By Robert Campbell
NEW YORK, Oct 18 (Reuters) - For years the energy story out of Canada has been exclusively about the emergence of Alberta’s oil sands as a massive, if costly new source of crude.
Indeed, the rise of the oil sands was always seen as a happy solution to the country’s dwindling conventional oil production and the crumbling economics of Alberta’s natural gas industry.
But a funny thing has been happening. The shale revolution has come to Canada’s oil sector in a big way. And like similar developments in the United States, the hottest play seems to be closely linked to the place where conventional oil production started decades ago.
As in Texas and Oklahoma, Alberta’s oil patch is seeing renewed interest in old acreage. Indeed, the latest transaction in the sector is aimed in part at the source rock - the Duvernay shale - of the famous Leduc No. 1 well that touched off Alberta’s postwar oil boom in 1947.
Exxon Mobil Corp’s proposed $2.6 billion acquisition of much of the assets of Canada’s Celtic Exploration instantly makes the supermajor a key player in both the Duvernay and the larger Montney shale.
Although the takeover is far too small to transform a company the size of Exxon, it speaks volumes about the shale potential in Alberta.
Indeed, the takeover is likely to force a lot of international companies to re-evaluate the potential of Alberta’s conventional oil sector.
Oil sands will remain huge, but could it be that cheaper and easier-to-develop shale oil captures the imagination?
Exxon tends to get acquisitions right, and the company’s reputation for long-term thinking means the Celtic buy has to be looked at strategically.
Celtic’s assets and current production are mostly gas-rich, but Exxon has played up the liquids angle in the transaction.
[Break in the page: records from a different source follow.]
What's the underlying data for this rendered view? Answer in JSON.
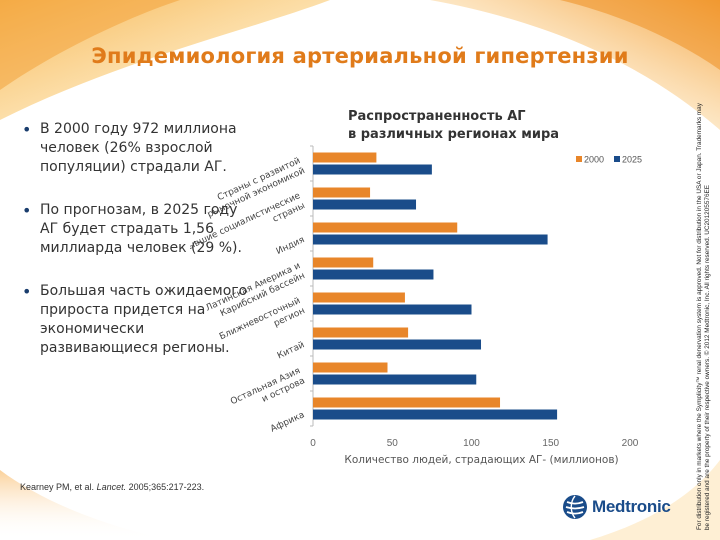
{
  "slide": {
    "title": "Эпидемиология артериальной гипертензии",
    "bullets": [
      "В 2000 году 972 миллиона человек (26% взрослой популяции) страдали АГ.",
      "По прогнозам, в 2025 году АГ будет страдать 1,56 миллиарда человек (29 %).",
      "Большая часть ожидаемого прироста придется на экономически развивающиеся регионы."
    ],
    "citation_authors": "Kearney PM, et al.",
    "citation_journal": "Lancet.",
    "citation_details": "2005;365:217-223.",
    "side_note": "For distribution only in markets where the Symplicity™ renal denervation system is approved. Not for distribution in the USA or Japan. Trademarks may be registered and are the property of their respective owners. © 2012 Medtronic, Inc. All rights reserved. UC201205576EE",
    "logo_text": "Medtronic"
  },
  "colors": {
    "title": "#e07b1a",
    "series_2000": "#e8862a",
    "series_2025": "#1a4c8a",
    "logo": "#1a4c8a"
  },
  "chart_data": {
    "type": "bar",
    "orientation": "horizontal",
    "title_line1": "Распространенность АГ",
    "title_line2": "в различных регионах мира",
    "xlabel": "Количество людей, страдающих АГ- (миллионов)",
    "xlim": [
      0,
      200
    ],
    "xticks": [
      0,
      50,
      100,
      150,
      200
    ],
    "categories": [
      "Страны с развитой рыночной экономикой",
      "Бывшие социалистические страны",
      "Индия",
      "Латинская Америка и Карибский бассейн",
      "Ближневосточный регион",
      "Китай",
      "Остальная Азия и острова",
      "Африка"
    ],
    "series": [
      {
        "name": "2000",
        "values": [
          40,
          36,
          91,
          38,
          58,
          60,
          47,
          118
        ]
      },
      {
        "name": "2025",
        "values": [
          75,
          65,
          148,
          76,
          100,
          106,
          103,
          154
        ]
      }
    ],
    "legend_position": "top-right"
  }
}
That is the nature of most shale plays, though: They offer exposure to both oil and gas.
Although the longer-term picture for Western Canadian natural gas may improve with potential exports to Asia in the form of liquefied natural gas, the current picture is ugly and seems likely to stay that way for years.
Alberta’s natural gas sector is being squeezed by the shale revolution that is opening up production closer to its main markets in Eastern Canada and the U.S. Midwest.
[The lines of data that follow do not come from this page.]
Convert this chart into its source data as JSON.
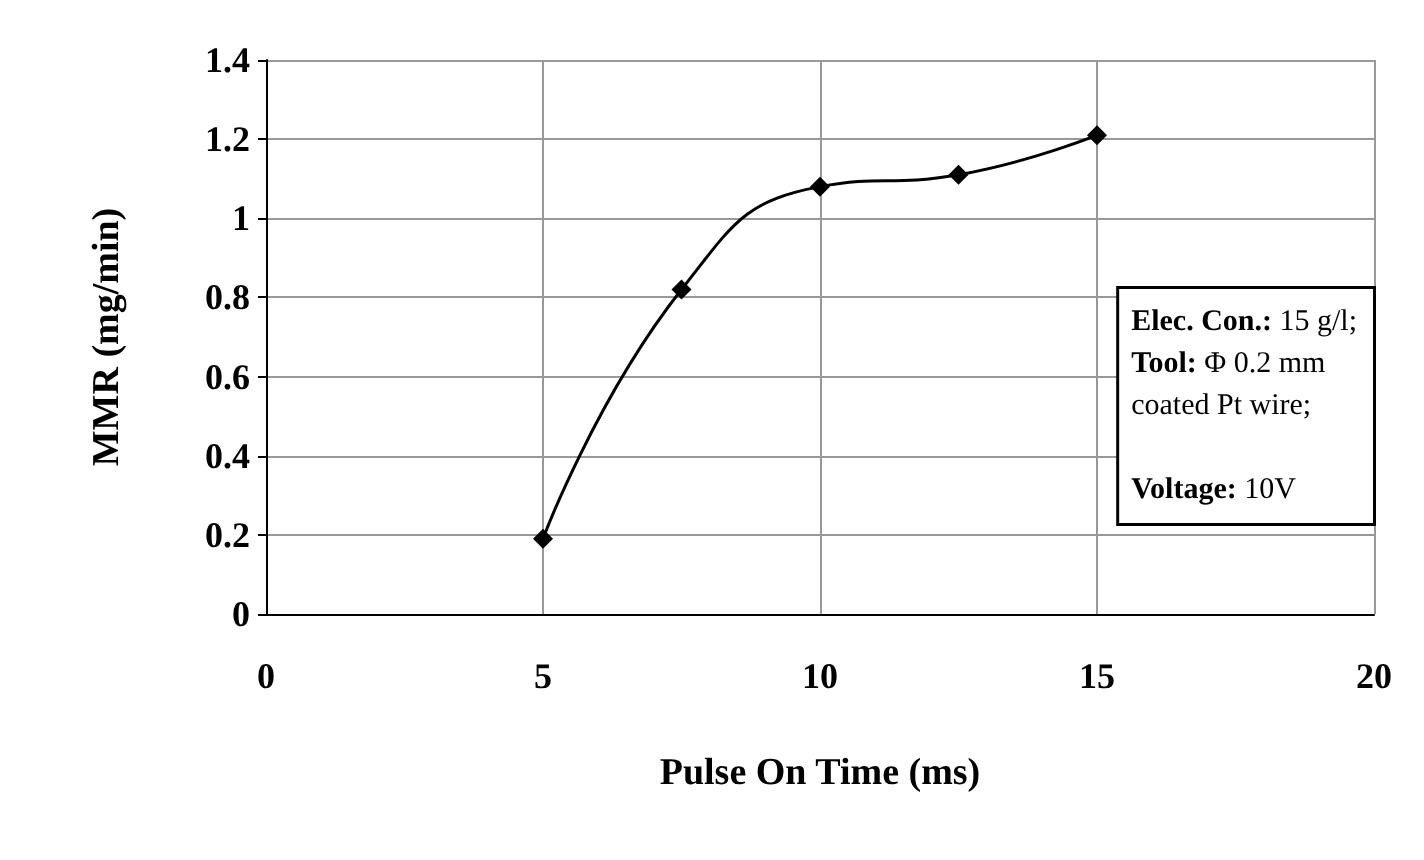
{
  "chart_data": {
    "type": "line",
    "xlabel": "Pulse On Time (ms)",
    "ylabel": "MMR (mg/min)",
    "x": [
      5,
      7.5,
      10,
      12.5,
      15
    ],
    "values": [
      0.19,
      0.82,
      1.08,
      1.11,
      1.21
    ],
    "color": "#000000",
    "marker": "diamond",
    "grid": true,
    "xlim": [
      0,
      20
    ],
    "xticks": [
      0,
      5,
      10,
      15,
      20
    ],
    "ylim": [
      0,
      1.4
    ],
    "yticks": [
      0,
      0.2,
      0.4,
      0.6,
      0.8,
      1,
      1.2,
      1.4
    ],
    "annotations": [
      "Elec. Con.: 15 g/l;\nTool: Φ 0.2 mm\ncoated Pt wire;\n\nVoltage: 10V"
    ]
  }
}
That is hammering the economics of Albertan gas production, especially as dwindling volumes on major pipelines force up transportation tariffs.
On the other hand, both oil and natural gas liquids look far more promising.
Alberta is already a major petrochemical producer, and the oil sands require condensates for shipping. Therefore, anyone producing natural gas liquids and condensates in the province enjoys an advantage over producers who have to ship their product in by pipeline or rail.
Crude oil is similarly advantageous. Unlike more speculative plays, Alberta is an established oil center, replete with infrastructure and services.
That makes development cheaper and easier. Moreover Canada’s legal and regulatory regime is relatively stable, so that returns are more predictable.
But perhaps what most attracts Exxon is that Canada’s oil and gas industry suffers from a lot less of the political constraints that American producers face.
For all of the United States’ pretensions of supporting global free trade in energy, it is clear that crude oil exports from Texas and Oklahoma, however economically rational, are going to be politically controversial.
Natural gas exporters are also facing calls for restraint, notably from industrial users who hope to benefit from cheap fuel.
Canada, on the other hand, has a more coherent policy that favors energy producers. It wants to boost the price its producers receive by trying to build a pipeline to the Pacific, even in the face of local opposition in the province of British Colombia.
These should be the parameters for assessing the Celtic takeover. It is a transaction that gives Exxon exposure to non-oil sands crude and liquids in Canada as well as potential long-term upside from a recovery in Western Canadian gas prices.
It also raises interesting possibilities for future oil production. Could it be that Western Canada will be an even bigger producer a decade from now than currently believed if the conventional oil sector rebounds rather than declines?
And if so, where is this oil going to go? The last decade has shown just how challenging it has been for pipeline networks to adapt to the surge in oil sands crude and the surprise of North Dakota shale oil.
What if another shale oil giant bursts onto the scene?